The Jeep was a Willys, it was Bob Jones’ and had been in a wreck that left the drivers side repaired with a plywood wall. The brakes needed maintenance, Al actually got the parts and replaced the brake shoes en route (somewhere near Silver City, if I remember… or Durango… wherever the second photo with Dave and Karen was taken.
I remember petroglyphs, rock climbing, throwing dirt clods to attract bats, sleeping on the ground (with kangaroo rats jumping on us) or picnic tables (fewer scorpions or snakes).
Al took us for provisions one day, and we ended up swimming in a reservoir with some young women who showed us how to find it.
Dave accompanied me for one of my more stupid adventures — there are mushroom shaped rock formations like these (in fact maybe I’m remembering these exact ones)… I was exploring around, and lept from one to the next to the third… and then realized that each jump out had had also been down… and the third was the farthest and lowest and the edge slopes downward… and now I’m 60 feet off the ground on the third mushroom and really not sure I can make the leap back up to the second or first one! And, it’s late afternoon… will get dark in an hour or two, and we’ve walked an hour from camp.

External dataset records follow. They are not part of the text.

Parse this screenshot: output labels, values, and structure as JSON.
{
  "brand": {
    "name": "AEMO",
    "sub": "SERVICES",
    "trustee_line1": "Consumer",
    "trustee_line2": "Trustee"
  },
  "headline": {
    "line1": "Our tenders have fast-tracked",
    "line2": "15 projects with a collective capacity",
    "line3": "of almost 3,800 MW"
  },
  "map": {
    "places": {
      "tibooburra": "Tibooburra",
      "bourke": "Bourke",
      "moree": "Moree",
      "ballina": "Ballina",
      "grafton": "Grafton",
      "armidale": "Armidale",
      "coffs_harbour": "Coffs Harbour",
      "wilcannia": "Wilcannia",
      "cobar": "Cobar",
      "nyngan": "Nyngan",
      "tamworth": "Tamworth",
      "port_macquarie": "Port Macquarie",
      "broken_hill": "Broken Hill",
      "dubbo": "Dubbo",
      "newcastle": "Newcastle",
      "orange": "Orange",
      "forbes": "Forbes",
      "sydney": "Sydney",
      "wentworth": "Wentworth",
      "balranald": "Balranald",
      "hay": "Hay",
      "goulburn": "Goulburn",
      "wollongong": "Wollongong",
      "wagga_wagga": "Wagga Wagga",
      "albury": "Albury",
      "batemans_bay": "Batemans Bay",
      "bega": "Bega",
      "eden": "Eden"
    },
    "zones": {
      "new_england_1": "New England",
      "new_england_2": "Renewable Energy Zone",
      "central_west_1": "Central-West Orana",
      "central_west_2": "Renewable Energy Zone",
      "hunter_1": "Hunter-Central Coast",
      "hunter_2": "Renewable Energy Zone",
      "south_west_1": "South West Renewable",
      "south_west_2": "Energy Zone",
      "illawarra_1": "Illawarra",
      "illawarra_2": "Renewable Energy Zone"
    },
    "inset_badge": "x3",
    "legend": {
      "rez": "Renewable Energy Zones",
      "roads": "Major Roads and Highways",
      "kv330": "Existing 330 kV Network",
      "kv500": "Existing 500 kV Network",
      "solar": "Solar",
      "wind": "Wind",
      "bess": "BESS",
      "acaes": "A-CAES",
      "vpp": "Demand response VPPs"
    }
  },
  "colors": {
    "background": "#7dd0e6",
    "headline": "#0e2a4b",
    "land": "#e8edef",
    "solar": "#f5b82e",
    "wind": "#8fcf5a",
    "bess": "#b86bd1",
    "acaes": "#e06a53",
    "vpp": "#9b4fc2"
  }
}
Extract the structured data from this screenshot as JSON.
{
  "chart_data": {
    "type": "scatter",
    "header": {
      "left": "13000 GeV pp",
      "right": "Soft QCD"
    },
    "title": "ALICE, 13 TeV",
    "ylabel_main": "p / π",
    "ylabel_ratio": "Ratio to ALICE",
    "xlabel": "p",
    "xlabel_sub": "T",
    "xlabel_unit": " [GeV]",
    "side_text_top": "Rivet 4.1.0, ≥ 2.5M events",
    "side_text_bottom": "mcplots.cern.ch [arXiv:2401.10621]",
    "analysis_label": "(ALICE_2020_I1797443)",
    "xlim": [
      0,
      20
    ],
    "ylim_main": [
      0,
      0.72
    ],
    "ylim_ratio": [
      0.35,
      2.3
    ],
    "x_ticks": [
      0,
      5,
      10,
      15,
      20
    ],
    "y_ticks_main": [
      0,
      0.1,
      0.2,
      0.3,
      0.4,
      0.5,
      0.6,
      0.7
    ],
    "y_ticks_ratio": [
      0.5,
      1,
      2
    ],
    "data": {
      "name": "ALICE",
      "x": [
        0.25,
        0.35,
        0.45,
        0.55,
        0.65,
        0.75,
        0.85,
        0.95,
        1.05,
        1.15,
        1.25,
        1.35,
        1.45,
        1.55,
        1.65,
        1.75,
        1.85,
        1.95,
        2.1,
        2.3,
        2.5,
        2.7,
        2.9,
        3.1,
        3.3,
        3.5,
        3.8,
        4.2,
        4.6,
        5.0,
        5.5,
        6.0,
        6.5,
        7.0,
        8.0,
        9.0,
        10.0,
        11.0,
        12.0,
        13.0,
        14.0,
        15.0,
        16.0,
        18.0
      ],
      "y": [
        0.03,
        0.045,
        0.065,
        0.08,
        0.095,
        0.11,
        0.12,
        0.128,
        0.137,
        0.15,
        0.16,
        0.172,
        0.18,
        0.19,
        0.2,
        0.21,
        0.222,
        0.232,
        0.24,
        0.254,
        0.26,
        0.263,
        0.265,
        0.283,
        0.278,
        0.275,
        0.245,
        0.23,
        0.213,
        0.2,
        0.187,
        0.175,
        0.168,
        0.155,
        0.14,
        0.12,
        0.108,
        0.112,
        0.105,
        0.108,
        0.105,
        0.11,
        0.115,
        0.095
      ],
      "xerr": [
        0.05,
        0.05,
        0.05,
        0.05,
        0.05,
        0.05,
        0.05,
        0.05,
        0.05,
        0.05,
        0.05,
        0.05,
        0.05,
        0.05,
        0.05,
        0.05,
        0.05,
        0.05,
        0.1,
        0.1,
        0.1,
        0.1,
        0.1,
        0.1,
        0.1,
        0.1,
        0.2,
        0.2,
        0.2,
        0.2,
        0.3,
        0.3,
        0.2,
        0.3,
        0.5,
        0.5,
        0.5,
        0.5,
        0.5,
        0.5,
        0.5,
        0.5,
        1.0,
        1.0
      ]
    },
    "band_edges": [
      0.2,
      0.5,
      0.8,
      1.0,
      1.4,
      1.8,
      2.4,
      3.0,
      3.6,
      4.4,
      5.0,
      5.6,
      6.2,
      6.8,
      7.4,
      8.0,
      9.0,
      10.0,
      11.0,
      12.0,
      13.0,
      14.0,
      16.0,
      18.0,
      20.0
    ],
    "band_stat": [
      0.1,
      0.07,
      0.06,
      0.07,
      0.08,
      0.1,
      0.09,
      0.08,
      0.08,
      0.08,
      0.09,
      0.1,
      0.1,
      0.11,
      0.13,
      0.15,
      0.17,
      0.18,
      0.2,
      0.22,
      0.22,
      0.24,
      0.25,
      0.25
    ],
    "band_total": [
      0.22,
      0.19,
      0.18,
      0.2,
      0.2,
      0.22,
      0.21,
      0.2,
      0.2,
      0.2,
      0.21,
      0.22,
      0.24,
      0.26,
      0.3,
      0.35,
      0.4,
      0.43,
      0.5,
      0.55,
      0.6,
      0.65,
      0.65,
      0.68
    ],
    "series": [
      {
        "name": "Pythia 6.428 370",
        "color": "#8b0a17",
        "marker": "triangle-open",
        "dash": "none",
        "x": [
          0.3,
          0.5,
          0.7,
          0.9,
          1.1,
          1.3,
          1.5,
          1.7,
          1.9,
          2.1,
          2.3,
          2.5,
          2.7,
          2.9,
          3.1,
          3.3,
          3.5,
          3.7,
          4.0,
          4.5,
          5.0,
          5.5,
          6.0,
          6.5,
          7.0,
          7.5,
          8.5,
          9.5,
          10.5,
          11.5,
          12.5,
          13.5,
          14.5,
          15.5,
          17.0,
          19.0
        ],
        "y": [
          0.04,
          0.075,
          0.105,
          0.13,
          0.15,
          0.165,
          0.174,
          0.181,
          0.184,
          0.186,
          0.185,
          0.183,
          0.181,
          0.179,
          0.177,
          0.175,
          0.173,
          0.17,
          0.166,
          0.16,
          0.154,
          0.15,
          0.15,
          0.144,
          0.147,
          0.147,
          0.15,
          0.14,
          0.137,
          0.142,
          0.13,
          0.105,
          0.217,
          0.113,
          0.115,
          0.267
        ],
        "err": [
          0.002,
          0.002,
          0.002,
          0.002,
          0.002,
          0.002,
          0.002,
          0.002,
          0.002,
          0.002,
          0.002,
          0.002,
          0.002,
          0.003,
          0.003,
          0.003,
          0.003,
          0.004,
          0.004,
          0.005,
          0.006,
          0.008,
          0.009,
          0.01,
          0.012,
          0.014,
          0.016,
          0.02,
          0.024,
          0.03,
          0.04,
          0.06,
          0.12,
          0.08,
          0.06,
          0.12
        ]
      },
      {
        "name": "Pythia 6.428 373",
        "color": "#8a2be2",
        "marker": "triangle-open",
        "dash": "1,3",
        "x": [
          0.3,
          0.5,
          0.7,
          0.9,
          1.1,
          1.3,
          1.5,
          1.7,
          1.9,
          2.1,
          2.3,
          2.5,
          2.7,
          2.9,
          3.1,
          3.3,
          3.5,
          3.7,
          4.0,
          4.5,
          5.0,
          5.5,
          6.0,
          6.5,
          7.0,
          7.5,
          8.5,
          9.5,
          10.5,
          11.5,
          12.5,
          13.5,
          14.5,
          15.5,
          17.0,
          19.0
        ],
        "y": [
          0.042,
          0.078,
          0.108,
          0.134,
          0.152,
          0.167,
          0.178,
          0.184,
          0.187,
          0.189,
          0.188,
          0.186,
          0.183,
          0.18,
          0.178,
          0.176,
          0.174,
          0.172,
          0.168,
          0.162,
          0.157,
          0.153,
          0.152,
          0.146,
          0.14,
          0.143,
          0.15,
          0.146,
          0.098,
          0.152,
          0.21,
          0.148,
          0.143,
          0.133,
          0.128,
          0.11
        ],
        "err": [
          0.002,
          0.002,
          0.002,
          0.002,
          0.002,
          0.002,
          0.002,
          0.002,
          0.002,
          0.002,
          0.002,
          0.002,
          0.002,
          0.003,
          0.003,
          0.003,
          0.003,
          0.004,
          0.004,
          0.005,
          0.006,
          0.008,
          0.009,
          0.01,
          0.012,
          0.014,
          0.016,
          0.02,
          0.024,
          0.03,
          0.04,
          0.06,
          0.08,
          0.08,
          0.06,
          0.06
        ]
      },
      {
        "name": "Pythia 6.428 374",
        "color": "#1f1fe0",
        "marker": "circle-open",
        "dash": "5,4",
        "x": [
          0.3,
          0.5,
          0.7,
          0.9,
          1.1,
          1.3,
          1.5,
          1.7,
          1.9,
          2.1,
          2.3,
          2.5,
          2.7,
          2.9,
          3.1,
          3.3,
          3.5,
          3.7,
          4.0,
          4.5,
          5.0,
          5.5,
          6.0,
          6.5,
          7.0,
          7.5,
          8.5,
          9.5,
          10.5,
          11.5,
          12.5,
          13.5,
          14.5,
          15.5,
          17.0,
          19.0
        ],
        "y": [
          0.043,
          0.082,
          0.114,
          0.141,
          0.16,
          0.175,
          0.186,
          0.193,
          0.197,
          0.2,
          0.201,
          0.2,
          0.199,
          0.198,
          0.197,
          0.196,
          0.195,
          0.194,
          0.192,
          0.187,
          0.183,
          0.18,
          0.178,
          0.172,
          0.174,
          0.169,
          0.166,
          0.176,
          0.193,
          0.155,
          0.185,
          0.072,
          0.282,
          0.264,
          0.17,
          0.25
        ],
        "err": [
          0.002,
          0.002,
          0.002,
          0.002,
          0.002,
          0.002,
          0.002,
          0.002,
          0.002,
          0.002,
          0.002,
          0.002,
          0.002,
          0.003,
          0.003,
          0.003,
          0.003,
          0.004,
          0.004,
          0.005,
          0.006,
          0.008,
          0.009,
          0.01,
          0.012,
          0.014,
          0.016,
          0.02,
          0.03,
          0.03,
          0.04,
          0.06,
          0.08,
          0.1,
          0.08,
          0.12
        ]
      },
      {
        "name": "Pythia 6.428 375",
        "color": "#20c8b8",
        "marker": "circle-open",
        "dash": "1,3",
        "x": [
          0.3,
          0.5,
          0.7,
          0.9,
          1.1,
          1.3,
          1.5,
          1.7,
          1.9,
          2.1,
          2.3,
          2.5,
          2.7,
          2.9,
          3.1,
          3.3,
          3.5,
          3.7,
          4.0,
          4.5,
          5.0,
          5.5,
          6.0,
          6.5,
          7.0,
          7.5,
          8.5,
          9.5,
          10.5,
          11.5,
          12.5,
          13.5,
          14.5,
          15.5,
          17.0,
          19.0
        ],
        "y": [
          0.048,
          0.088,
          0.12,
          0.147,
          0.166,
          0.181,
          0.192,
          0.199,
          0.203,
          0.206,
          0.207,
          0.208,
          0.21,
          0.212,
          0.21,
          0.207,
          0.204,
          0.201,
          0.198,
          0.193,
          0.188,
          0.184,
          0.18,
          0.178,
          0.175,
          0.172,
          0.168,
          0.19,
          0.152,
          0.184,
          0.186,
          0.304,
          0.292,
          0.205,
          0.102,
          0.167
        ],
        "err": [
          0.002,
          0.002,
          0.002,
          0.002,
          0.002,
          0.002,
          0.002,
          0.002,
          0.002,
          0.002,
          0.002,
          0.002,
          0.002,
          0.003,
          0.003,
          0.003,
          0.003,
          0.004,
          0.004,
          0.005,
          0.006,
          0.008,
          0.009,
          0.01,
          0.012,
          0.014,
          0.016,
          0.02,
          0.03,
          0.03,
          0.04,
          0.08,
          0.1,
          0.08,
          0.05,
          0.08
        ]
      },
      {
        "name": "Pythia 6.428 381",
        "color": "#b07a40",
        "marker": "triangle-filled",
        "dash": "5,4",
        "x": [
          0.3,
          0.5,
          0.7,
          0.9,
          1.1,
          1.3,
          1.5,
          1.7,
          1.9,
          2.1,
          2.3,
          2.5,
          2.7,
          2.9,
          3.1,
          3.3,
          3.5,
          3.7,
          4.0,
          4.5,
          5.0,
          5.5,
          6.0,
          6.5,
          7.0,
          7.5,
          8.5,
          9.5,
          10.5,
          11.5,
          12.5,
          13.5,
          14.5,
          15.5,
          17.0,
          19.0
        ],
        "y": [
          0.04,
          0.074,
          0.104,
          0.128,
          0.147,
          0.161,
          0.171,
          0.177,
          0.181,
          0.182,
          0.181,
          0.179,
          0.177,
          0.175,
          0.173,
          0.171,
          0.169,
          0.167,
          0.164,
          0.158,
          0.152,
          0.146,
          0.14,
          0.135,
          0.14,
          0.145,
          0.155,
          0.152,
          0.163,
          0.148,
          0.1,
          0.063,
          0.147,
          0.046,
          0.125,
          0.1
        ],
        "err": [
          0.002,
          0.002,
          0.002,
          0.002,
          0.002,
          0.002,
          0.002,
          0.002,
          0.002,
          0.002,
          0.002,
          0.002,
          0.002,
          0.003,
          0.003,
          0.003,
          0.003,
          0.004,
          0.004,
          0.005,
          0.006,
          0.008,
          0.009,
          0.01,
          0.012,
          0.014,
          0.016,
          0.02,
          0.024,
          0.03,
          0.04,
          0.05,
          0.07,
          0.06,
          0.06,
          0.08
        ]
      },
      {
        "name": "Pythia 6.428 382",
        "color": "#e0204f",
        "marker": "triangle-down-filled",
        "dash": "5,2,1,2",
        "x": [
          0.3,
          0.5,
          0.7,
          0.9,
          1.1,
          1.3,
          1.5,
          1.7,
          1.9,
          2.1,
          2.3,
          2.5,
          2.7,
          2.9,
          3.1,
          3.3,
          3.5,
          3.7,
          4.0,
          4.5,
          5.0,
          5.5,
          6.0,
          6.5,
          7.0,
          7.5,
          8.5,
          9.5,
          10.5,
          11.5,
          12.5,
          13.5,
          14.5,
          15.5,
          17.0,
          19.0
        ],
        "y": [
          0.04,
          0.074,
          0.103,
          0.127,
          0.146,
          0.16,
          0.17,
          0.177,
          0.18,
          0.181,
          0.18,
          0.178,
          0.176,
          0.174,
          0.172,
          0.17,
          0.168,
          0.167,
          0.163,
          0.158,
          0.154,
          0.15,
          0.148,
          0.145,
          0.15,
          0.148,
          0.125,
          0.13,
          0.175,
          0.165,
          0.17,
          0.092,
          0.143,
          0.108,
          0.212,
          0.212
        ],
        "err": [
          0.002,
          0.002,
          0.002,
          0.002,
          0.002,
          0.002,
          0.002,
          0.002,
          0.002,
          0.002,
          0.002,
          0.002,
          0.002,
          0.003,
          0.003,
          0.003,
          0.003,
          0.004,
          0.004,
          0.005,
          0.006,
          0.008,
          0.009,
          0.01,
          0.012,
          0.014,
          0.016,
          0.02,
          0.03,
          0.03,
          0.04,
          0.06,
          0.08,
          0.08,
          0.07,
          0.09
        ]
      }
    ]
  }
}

I sent Dave back to find Al, and get enough rope to let me lower myself down from the mushroom I’m stuck on… but the longer he’s gone, the more I start thinking I should really get out of this trouble myself… so I take a run around the perimeter of my mushroom, and leap back upward to the second one, phew!… then again to the first one, and finally back to the butte or bluff they’re carved from… and I hustle back to camp in time to prevent a search party/rescue mission.
Close to the end of our trip we were exploring the area closer to the campground, driving up a dry wadi, when we spotted a hint of a human-made wall up high in a rock face… we stopped the jeep and Al taught Dave and I how to wedge ourselves in a “chimney” formation and work our way up without ropes or hand/foot holds… and when we got just under the lip of the rock wall, sure enough there was a cliff dwelling… it was dry stacked stone almost hidden from sight from below, and there was a fire pit in the middle of it… Al took some of the old coals from the fire, and we noted this on the map, and when we talked to the rangers, it turned out this was a new discovery! Al had the charcoal carbon dated by a lab, and it turned out to be hundreds of years old!
(In searching I found this nice FlickR photo set which shows a lot of what we saw in Canyonlands).